In Praise of Homemade Strawberry Preserves

08/05/2011 03:15 pm ET | Updated Oct 05, 2011
  • Peter Smith Author, 'A Porch Sofa Almanac' and 'A Cavalcade of Lesser Horrors'

A friend of ours laid an eight-ounce jar of her fresh strawberry preserves on us last week, and for the briefest moment (the jar only lasted for one breakfast) life was as sweetly normal as the Eisenhower Administration.

I spread a spoonful on my toast, took a bite, and suddenly no one from Minnesota was stumping for presidential votes in Iowa. There was no political sniping in the halls of Congress, on the Internet, or on morning cable news shows.

There was only that fresh, warm toast and those strawberry preserves of hers.

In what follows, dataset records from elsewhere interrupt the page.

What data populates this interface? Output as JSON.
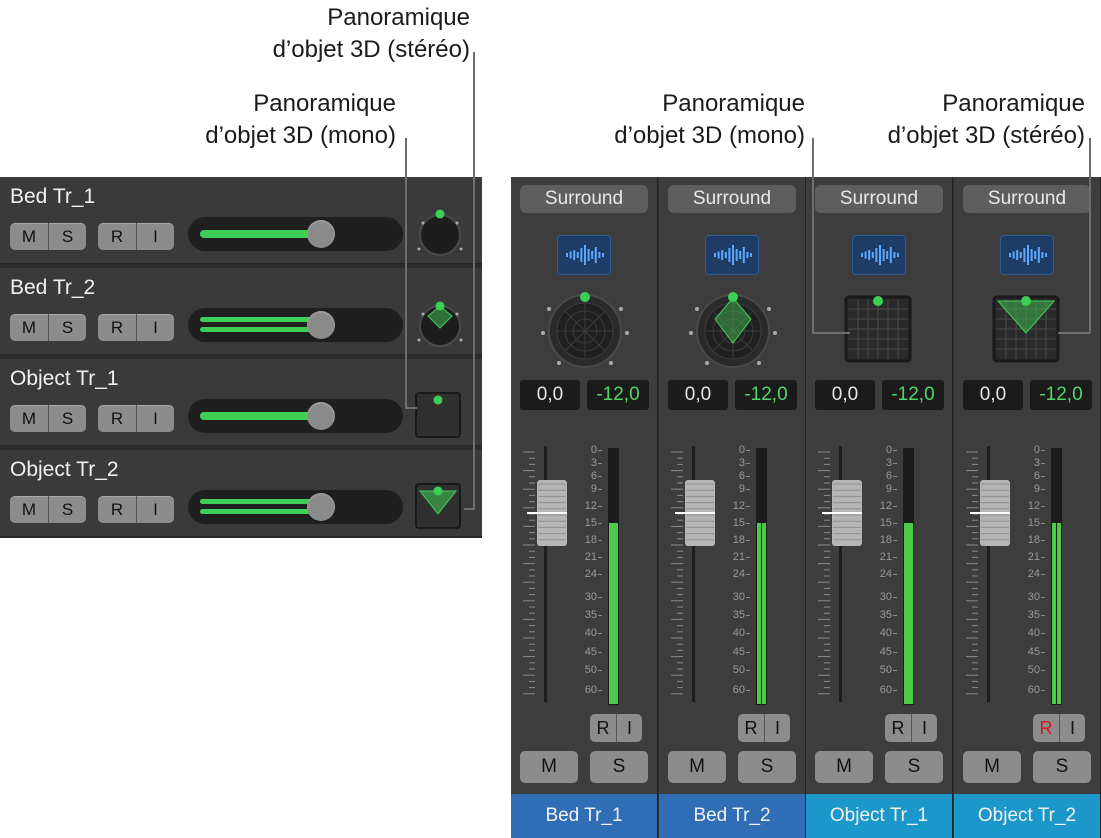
{
  "callouts": {
    "left_stereo": {
      "line1": "Panoramique",
      "line2": "d’objet 3D (stéréo)"
    },
    "left_mono": {
      "line1": "Panoramique",
      "line2": "d’objet 3D (mono)"
    },
    "right_mono": {
      "line1": "Panoramique",
      "line2": "d’objet 3D (mono)"
    },
    "right_stereo": {
      "line1": "Panoramique",
      "line2": "d’objet 3D (stéréo)"
    }
  },
  "tracks": [
    {
      "name": "Bed Tr_1",
      "mute": "M",
      "solo": "S",
      "rec": "R",
      "input": "I",
      "volume_level": 0.63,
      "stereo": false,
      "panner": "surround-knob-mono"
    },
    {
      "name": "Bed Tr_2",
      "mute": "M",
      "solo": "S",
      "rec": "R",
      "input": "I",
      "volume_level": 0.63,
      "stereo": true,
      "panner": "surround-knob-stereo"
    },
    {
      "name": "Object Tr_1",
      "mute": "M",
      "solo": "S",
      "rec": "R",
      "input": "I",
      "volume_level": 0.63,
      "stereo": false,
      "panner": "object-pan-mono"
    },
    {
      "name": "Object Tr_2",
      "mute": "M",
      "solo": "S",
      "rec": "R",
      "input": "I",
      "volume_level": 0.63,
      "stereo": true,
      "panner": "object-pan-stereo"
    }
  ],
  "strips": [
    {
      "output": "Surround",
      "pan_value": "0,0",
      "volume_value": "-12,0",
      "rec": "R",
      "input": "I",
      "mute": "M",
      "solo": "S",
      "name": "Bed Tr_1",
      "meter_channels": 1,
      "meter_level": 0.71,
      "record_armed": false,
      "name_color": "#2f6db5",
      "panner": "surround-knob-mono"
    },
    {
      "output": "Surround",
      "pan_value": "0,0",
      "volume_value": "-12,0",
      "rec": "R",
      "input": "I",
      "mute": "M",
      "solo": "S",
      "name": "Bed Tr_2",
      "meter_channels": 2,
      "meter_level": 0.71,
      "record_armed": false,
      "name_color": "#2f6db5",
      "panner": "surround-knob-stereo"
    },
    {
      "output": "Surround",
      "pan_value": "0,0",
      "volume_value": "-12,0",
      "rec": "R",
      "input": "I",
      "mute": "M",
      "solo": "S",
      "name": "Object Tr_1",
      "meter_channels": 1,
      "meter_level": 0.71,
      "record_armed": false,
      "name_color": "#1c97c9",
      "panner": "object-pan-mono"
    },
    {
      "output": "Surround",
      "pan_value": "0,0",
      "volume_value": "-12,0",
      "rec": "R",
      "input": "I",
      "mute": "M",
      "solo": "S",
      "name": "Object Tr_2",
      "meter_channels": 2,
      "meter_level": 0.71,
      "record_armed": true,
      "name_color": "#1c97c9",
      "panner": "object-pan-stereo"
    }
  ],
  "meter_scale": [
    "0",
    "3",
    "6",
    "9",
    "12",
    "15",
    "18",
    "21",
    "24",
    "30",
    "35",
    "40",
    "45",
    "50",
    "60"
  ],
  "colors": {
    "accent_green": "#3ccf55",
    "record_red": "#d21b1b",
    "bed_track": "#2f6db5",
    "object_track": "#1c97c9"
  }
}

Mmmmm... her homemade strawberry preserves. This wasn't just how breakfast should taste. This was how breakfast was meant to feel... sweet... peaceful... pleasant...


The sun shone. Birds chirped. Sitting there at the kitchen table, I closed my eyes, savored my toast and the fact that I wasn't angry or unhappy about anything anymore.

I didn't want to talk politics or set anyone's thinking straight on any issue -- not even my know-it-all brother-in-law. I would have passed those preserves to people on my political left or right with a smile.

Awash in old-fashioned normalcy, I sure could have gone for a cup of that bland, blond, electric percolator coffee -- the kind that came from an old fashioned grocery store, not from Starbucks or Caribou.

I don't know what our friend's secret is -- how she makes her strawberry preserves so good they make life feel so wonderfully normal. I suspect that there are other women out there putting up preserves who know the secret, too.

In the interest of science, for the good of the human race, I am willing to serve as a guinea pig in a statewide research project to find these women and learn more. I will selflessly travel from kitchen to kitchen, sampling fresh strawberry preserves, searching for the secret that makes them so darn good that they induce tranquility and trigger a delightful sense of normalcy -- even in times like these.

I will do this at no charge to the state (we have that budget problem). All I ask is that Minnesota supply me with unlimited amounts of fresh toast and electric percolator coffee.

Toast, coffee and an authorization to conduct a similar study of blueberry preserves next summer.